Our Big Ten previews in the rearview, we’ll take the next two weeks to preview every Northwestern position group.
Before we move to the offensive side of the ball, Jason Dorow wraps up the defense with a look at the secondary.
There really isn’t a defensive position group that is looking weak for 2015. The defensive line runs super deep, and the linebacking corps has athletic replacements for Chi Chi Ariguzo and Jimmy Hall. Even with the loss of Ibraheim Campbell, the secondary should be the best position group on the roster.
Nick VanHoose enters his senior season coming off a year in which he was named Second Team All-Big Ten, and he might not be the best cornerback on the team. Matt Harris nearly led the secondary in tackles with 70 last season and was second in pass breakups, behind only VanHoose.

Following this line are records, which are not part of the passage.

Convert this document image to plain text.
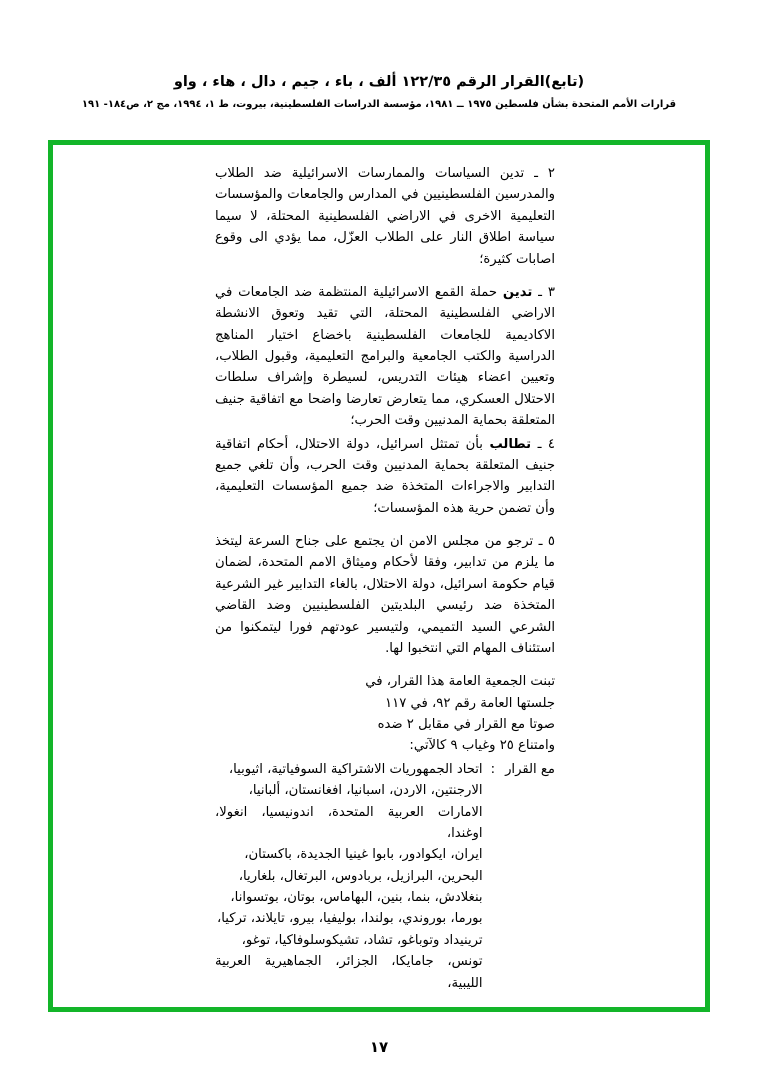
(تابع)القرار الرقم ١٢٢/٣٥ ألف ، باء ، جيم ، دال ، هاء ، واو
قرارات الأمم المتحدة بشأن فلسطين ١٩٧٥ ــ ١٩٨١، مؤسسة الدراسات الفلسطينية، بيروت، ط ١، ١٩٩٤، مج ٢، ص١٨٤- ١٩١

٢ ـ تدين السياسات والممارسات الاسرائيلية ضد الطلاب والمدرسين الفلسطينيين في المدارس والجامعات والمؤسسات التعليمية الاخرى في الاراضي الفلسطينية المحتلة، لا سيما سياسة اطلاق النار على الطلاب العزّل، مما يؤدي الى وقوع اصابات كثيرة؛

٣ ـ تدين حملة القمع الاسرائيلية المنتظمة ضد الجامعات في الاراضي الفلسطينية المحتلة، التي تقيد وتعوق الانشطة الاكاديمية للجامعات الفلسطينية باخضاع اختيار المناهج الدراسية والكتب الجامعية والبرامج التعليمية، وقبول الطلاب، وتعيين اعضاء هيئات التدريس، لسيطرة وإشراف سلطات الاحتلال العسكري، مما يتعارض تعارضا واضحا مع اتفاقية جنيف المتعلقة بحماية المدنيين وقت الحرب؛

٤ ـ تطالب بأن تمتثل اسرائيل، دولة الاحتلال، أحكام اتفاقية جنيف المتعلقة بحماية المدنيين وقت الحرب، وأن تلغي جميع التدابير والاجراءات المتخذة ضد جميع المؤسسات التعليمية، وأن تضمن حرية هذه المؤسسات؛

٥ ـ ترجو من مجلس الامن ان يجتمع على جناح السرعة ليتخذ ما يلزم من تدابير، وفقا لأحكام وميثاق الامم المتحدة، لضمان قيام حكومة اسرائيل، دولة الاحتلال، بالغاء التدابير غير الشرعية المتخذة ضد رئيسي البلديتين الفلسطينيين وضد القاضي الشرعي السيد التميمي، ولتيسير عودتهم فورا ليتمكنوا من استئناف المهام التي انتخبوا لها.

تبنت الجمعية العامة هذا القرار، في

جلستها العامة رقم ٩٢، في ١١٧

صوتا مع القرار في مقابل ٢ ضده

وامتناع ٢٥ وغياب ٩ كالآتي:

مع القرار
:

اتحاد الجمهوريات الاشتراكية السوفياتية، اثيوبيا،

الارجنتين، الاردن، اسبانيا، افغانستان، ألبانيا،

الامارات العربية المتحدة، اندونيسيا، انغولا، اوغندا،

ايران، ايكوادور، بابوا غينيا الجديدة، باكستان،

البحرين، البرازيل، بربادوس، البرتغال، بلغاريا،

بنغلادش، بنما، بنين، البهاماس، بوتان، بوتسوانا،

بورما، بوروندي، بولندا، بوليفيا، بيرو، تايلاند، تركيا،

ترينيداد وتوباغو، تشاد، تشيكوسلوفاكيا، توغو،

تونس، جامايكا، الجزائر، الجماهيرية العربية الليبية،

١٧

There is abundant depth at corner too, so injuries should not hurt NU too badly in coverage.
The Wildcats have two proven starters in the safety spots as well. As Campbell missed time due to injury, Godwin Igwebuike contributed in 11 games last season and totaled 42.5 tackles. Plus, his three interceptions against Wisconsin carried the ‘Cats to a 20-14 upset victory over the Badgers at Ryan Field. Traveon Henry will likely start in the other safety spot, and he will look to put together his third year in a row with 70+ tackles.
Overall, NU’s coverage was good last season. They ranked 43rd nationally in both passing yards against per game and passing success rate. With everyone back except Campbell, their 2015 performance should be just as good, if not better. Now, the secondary needs to add a pass rush and limit big plays to become the total package.
Experience, talent and depth. Seeing juniors and seniors in starting roles tends to make fans very optimistic about how a team or position group might fare, of course due to experience. In NU’s secondary, not only do the four projected starters return with a combined total of 69 starts, they represent the Wildcats’ greatest strength on the field.
Harris and VanHoose are two of the best players on the team, and Igwebuike has the potential to enter that realm with some development. They are all strong open field tacklers, capable in man-to-man coverage and solid run stoppers. If Henry was quicker, he would fall under the same umbrella. This is the one position group that the coaching staff knew they could certainly rely on before camp even started, and the Wildcats should hang their hat on their play in the defensive backfield.
Even if disaster strikes, and the injury bug plagues the starters, there are three solid back-ups in Marcus McShephard, Keith Watkins II and Parrker Westphal. Westphal is one of the highest rated recruits NU has nabbed in the last couple years, so don’t be surprised if the redshirt freshman is getting legit time on the field. He or Watkins will most likely take over the nickelback spot.
The depth at safety definitely isn’t as certain. Kyle Queiro has played some off the bench, but Terrance Brown is rather unproven. And although VanHoose is comparing Jacob Murray to Brian Peters, he’s a true freshman and has a long ways to go. Still, the secondary is deeper than any other group, with the possible exception of the D-line.
Northwestern was not good at getting to opposing quarterbacks in 2014. The team’s adjusted sack rate was 108th in the country, and the four returning starters in the secondary totaled zero sacks and one quarterback hurry.
The Wildcats don’t blitz that often with the secondary, and the pass rush has to start up front, but the secondary can definitely improve on getting to the quarterback.
The biggest knock on VanHoose is his susceptibility to lapses in coverage. Every now and then last season, the safeties blew their positioning too. If Northwestern is as poor in producing big plays offensively in 2015 as they were in 2014, they cannot afford to be giving them up on the other end.
Northwestern can be confident in what they are getting in the cornerback spots. Safety provides more intrigue, and there has been a lot of speculation about Traveon Henry’s role this season.
Some were expecting the 6-foot-1, 220-pound senior to move to linebacker in his final season. After all, Ariguzo left big shoes to fill at the WILL spot, and Henry is bigger and stronger than anyone else in the secondary. That size helped Henry become a huge asset in run stopping. He has 150 tackles and 6.5 tackles for loss over the last two seasons.
It looks like Henry will remain in the secondary though, and he should be a huge aid to the linebackers in preventing long runs. But unless he is significantly faster than he was last season, there will be times when Henry finds himself with a mismatch in coverage. Quick Big Ten wideouts showed last year that they can beat him in a foot race.
The Wildcats simply need Henry to prevent big plays, make the sure tackles and continue to be that same force in tracking ballcarriers in the open field. The best way to recognize that Henry is doing his job is that you will hardly recognize him at all.
In a Sentence
Deep, skilled and relatively consistent, NU can count on the secondary to give them a fighting chance almost every Saturday.